Вера Колочкова - Провинциальная Мадонна
— Да ладно… Не буду ничего объяснять. Что бы ни сказал, мне легче не станет. Да и тебе тоже…
Он с размаху сел на диван, обхватил голову руками, закачался медленно из стороны в сторону. Потом поднял виноватые горестные глаза, произнес тихо:
— Прости, Лиль… Прости, что накричал. Но она хоть сказала, в какое место едет? Что-нибудь поконкретнее?
— Нет, Сереж. Сказала — в Сибирь, и все.
— Но у нее ведь даже денег нет. Как она поехала?
— Так я ей дала.
— Зачем?!
— Как это — зачем? А что, не надо было? Если человек просит?
— Лиля, Лиля… Ну зачем, о господи!
Он снова опустил руки в ладони, замер на секунду. Потом глянул на нее с надеждой:
— Так, может, Надя просто к себе в поселок уехала?
— Нет, вряд ли, Сереж. Если бы туда, она бы такси до автовокзала заказала, туда же ни поезда, ни электрички не ходят. А я слышала, как машину до вокзала просила…
— И где мне ее искать, как думаешь?
— А зачем? Ты сделал все, что мог. Хотел помочь, она решила по-своему. Это было ее решение, ее выбор. И ты знаешь, я где-то ее понимаю. Я бы тоже…
— Да какой выбор, к чертовой матери! Одна, с ребенком! Сибирь какая-то! Нет у нее там никого, я же знаю!
Он подскочил, принялся бегать по комнате от окна к двери, по пути сшиб со стола хрустальную вазу, и та с глухим стуком свалилась на ковер. Не разбилась, лишь подкатилась к Лилиным ногам. Наклонившись, женщина подняла вазу, шагнула к столу, поставила на салфетку, аккуратно расправила ее белые кружевные концы. Потуже подтянув пояс халатика, она резко развернулась к Сергею, заговорила вдруг жестко:
— Послушай меня внимательно, Сереж! Сядь и послушай. Да сядь ты, говорю!
Он послушно опустился на диван, зажал ладони меж коленями, начал раскачиваться корпусом взад-вперед. Она села рядом, положила руку ему на плечо.

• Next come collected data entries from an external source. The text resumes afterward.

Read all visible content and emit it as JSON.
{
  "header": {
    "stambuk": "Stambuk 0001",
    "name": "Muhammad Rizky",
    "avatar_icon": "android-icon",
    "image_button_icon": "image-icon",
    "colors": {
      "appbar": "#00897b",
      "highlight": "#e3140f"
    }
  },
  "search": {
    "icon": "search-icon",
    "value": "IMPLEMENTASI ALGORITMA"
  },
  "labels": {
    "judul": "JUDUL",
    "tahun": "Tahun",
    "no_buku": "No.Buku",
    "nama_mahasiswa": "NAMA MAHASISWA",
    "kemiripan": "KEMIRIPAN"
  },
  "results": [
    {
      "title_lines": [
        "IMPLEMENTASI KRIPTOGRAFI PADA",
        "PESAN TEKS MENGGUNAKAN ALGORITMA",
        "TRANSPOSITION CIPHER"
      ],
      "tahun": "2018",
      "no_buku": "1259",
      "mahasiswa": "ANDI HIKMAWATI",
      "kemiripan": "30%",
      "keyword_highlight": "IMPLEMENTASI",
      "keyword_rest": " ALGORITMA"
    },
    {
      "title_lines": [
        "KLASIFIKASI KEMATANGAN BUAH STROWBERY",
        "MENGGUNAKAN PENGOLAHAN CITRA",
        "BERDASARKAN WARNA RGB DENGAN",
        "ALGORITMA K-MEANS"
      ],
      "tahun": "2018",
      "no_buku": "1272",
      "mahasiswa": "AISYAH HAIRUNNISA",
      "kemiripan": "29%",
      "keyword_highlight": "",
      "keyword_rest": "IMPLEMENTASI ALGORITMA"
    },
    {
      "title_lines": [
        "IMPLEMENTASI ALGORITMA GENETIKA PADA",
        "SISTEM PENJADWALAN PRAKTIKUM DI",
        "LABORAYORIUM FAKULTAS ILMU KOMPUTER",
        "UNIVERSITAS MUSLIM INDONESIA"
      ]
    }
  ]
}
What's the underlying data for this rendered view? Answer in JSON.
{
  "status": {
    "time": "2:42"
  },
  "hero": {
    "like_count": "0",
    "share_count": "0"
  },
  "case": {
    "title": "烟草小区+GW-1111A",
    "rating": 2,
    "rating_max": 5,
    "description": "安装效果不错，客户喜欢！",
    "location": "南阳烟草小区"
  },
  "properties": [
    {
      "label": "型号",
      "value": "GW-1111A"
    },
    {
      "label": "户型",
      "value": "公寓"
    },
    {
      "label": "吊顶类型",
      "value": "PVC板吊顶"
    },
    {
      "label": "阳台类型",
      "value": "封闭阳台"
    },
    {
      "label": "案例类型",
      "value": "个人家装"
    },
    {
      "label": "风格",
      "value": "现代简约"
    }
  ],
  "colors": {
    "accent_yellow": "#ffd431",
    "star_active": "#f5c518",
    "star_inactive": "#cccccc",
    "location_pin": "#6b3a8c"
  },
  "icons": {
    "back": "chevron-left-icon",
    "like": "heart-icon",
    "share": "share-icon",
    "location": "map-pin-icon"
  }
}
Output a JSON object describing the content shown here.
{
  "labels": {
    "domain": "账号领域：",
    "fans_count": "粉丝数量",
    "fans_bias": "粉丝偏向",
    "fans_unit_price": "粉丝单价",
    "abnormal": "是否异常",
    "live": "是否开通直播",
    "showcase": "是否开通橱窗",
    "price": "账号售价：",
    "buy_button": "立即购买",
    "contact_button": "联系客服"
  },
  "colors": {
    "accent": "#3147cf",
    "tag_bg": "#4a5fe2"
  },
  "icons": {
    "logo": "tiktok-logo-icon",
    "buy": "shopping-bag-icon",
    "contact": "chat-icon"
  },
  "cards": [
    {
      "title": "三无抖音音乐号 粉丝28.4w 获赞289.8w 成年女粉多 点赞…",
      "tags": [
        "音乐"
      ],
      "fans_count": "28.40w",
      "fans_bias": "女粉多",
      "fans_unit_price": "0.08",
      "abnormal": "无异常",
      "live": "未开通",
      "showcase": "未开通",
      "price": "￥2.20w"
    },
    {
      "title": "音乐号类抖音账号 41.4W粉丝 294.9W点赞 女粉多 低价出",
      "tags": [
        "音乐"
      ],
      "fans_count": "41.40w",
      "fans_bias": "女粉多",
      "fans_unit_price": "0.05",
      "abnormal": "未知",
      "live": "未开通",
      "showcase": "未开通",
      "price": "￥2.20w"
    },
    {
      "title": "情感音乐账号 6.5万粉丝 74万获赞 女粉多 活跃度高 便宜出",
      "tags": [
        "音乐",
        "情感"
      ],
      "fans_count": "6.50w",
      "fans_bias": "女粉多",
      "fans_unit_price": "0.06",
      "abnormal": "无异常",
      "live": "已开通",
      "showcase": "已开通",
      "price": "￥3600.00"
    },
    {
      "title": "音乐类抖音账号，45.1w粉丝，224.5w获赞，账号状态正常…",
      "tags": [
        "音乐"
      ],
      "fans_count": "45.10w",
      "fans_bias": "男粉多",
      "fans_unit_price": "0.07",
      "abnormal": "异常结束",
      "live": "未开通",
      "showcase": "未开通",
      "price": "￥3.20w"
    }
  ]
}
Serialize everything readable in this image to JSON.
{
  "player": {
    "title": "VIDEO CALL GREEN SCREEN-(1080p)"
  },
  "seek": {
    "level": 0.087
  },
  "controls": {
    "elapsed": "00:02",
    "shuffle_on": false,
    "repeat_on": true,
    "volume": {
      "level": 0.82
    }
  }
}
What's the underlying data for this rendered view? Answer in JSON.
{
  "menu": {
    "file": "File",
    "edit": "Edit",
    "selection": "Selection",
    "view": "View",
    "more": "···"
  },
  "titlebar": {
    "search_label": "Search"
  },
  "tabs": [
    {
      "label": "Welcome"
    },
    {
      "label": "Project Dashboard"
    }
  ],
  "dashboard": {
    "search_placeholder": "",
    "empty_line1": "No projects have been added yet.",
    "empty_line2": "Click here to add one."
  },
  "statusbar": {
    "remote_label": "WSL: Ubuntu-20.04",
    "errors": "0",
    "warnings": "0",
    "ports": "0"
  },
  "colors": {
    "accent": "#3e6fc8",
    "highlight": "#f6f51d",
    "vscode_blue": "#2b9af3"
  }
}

— Скажи, разве я плохая жена?
— Да о чем ты сейчас?
— Да все о том же. Я тебе хорошая жена, очень тебя люблю, во всем слушаюсь. Мы ведем общее дело, живем душа в душу, с полуслова, с полувзгляда понимаем друг друга. Я без единого звука согласилась принять твоего ребенка, стараюсь его полюбить… В конце концов, ты в моей квартире живешь, Сережа! И я никогда, ты слышишь, никогда больше не скажу тебе ничего подобного, ни полсловом ни в чем не упрекну, но уж и ты, будь добр, считайся со мной! И прекрати эту дурацкую истерику, ради бога. Все, хватит! Как жили, так и будем жить. Хорошо?
Он ничего не ответил. Сидел, раскачивался, будто и не слышал сказанного. Лиля подождала немного, всхлипнула, обхватила его голову руками, с силой притянула к себе:
— Ну Сереж… Ну прости, прости меня, дуру… Конечно, не должна была ее отпускать. Но ведь случилось уже, назад ничего не воротишь… Ну прости, прости меня!
И Лиля заплакала, мелко подрагивая плечами. Он высвободился из ее рук, поморщился досадливо. Слепо глядя в пространство перед собой, произнес тихо:
— Где я теперь буду ее искать, ума не приложу…
* * *— …Через пятнадцать минут Заречье будет, тебе выходить, милая… — сунулось в купе толстощекое лицо проводницы. — Собирайся пока потихоньку…
— Да, спасибо, я готова, — вежливо улыбнулась Надя.
— А малышка-то, смотри, спокойная какая, за всю дорогу ни разу не пикнула… Ты к кому едешь-то? — присела проводница на край скамьи.
— Не знаю. Вернее, знаю, конечно. Меня встретить должны…
— Странная ты какая-то. От мужа убегаешь, что ль?
— Да ни от кого не убегаю.
— А эта расфуфыра, что тебя провожала, она тебе кто?
— Никто. Просто знакомая.
— А… Ну ладно. Не хочешь говорить, и не надо. Мне-то что. Вас, молодых, теперь и не разберешь…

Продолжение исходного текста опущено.